Mo Fan masih merasa gelisah, bahkan setelah situasi sudah terkendali.
Blue Bat rela mengorbankan nyawanya untuk mendapatkan kembali kepercayaan Vatikan Hitam, tetapi sebenarnya untuk apa dia menukarkan nyawanya?
Apakah Vatikan Hitam hanya berencana menyerang turnamen publik?
Mustahil!
Itu hanya satu dentuman guntur sebelum badai dahsyat. Mungkin itu menarik banyak perhatian, namun itu bukanlah akhir dari segalanya.
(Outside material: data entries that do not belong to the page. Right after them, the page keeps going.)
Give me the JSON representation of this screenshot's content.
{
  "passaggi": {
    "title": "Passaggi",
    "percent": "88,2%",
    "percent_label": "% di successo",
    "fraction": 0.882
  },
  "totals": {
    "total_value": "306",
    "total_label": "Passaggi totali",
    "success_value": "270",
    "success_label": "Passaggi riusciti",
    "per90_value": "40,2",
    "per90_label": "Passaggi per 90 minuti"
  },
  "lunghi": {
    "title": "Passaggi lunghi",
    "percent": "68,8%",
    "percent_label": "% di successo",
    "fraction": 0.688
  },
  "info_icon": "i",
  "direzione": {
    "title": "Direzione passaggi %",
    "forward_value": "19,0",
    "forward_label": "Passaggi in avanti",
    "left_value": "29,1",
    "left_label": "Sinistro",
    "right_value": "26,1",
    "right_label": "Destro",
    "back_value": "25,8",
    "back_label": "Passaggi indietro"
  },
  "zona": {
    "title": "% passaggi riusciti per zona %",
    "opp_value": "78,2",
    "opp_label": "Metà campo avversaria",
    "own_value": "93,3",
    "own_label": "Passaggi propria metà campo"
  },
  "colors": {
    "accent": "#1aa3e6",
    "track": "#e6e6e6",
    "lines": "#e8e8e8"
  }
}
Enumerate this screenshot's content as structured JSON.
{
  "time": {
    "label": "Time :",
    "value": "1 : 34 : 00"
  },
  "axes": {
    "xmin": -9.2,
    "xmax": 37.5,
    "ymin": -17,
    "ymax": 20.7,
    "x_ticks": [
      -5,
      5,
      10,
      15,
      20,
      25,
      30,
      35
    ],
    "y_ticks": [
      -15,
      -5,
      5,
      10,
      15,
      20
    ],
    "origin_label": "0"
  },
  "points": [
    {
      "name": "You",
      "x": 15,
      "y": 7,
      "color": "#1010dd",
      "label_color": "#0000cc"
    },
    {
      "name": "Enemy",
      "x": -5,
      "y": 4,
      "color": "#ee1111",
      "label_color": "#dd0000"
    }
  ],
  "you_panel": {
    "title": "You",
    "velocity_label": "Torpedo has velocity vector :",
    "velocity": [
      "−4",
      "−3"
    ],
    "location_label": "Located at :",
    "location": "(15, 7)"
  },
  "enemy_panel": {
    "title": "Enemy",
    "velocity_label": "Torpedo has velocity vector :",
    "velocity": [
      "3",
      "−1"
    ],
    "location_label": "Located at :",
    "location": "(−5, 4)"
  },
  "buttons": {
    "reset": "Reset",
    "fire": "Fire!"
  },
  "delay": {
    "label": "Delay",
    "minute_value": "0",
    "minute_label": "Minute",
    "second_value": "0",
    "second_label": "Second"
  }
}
“Tuan!” Miyamoto Shin menerobos kerumunan dan berjalan menuju Mo Fan dengan ekspresi panik.
“Ada apa?” tanya Mo Fan.
“Anggota Dewan Zhu Meng meminta semua orang untuk mundur.”
“Kenapa?” tanya Mo Fan. Pertempuran baru saja dimulai!
“Anggota Dewan Zhu Meng baru saja menerima kabar terbaru dari Kota Pegunungan Setengah Puncak. Pasukan Cokelat baru saja menguasai kota! Mereka akan segera menyeberangi Sungai Membara untuk menyerang Kota Banlo!”
“Apa maksudmu?” Mo Fan tidak familiar dengan berbagai faksi yang terlibat dalam Federasi di sini. Selain itu, situasi Federasi sangat membingungkan, karena ada begitu banyak negara yang terlibat.
Miyamoto Shin menatap arena yang berlumuran darah.
“Federasi baru akan segera mengumumkan pembubarannya. Kota ini akan segera berubah menjadi zona perang.”
Zona perang!
Federasi baru itu telah runtuh!
Mo Fan, Zhao Manyan, dan Mu Bai menatapnya dengan wajah kosong.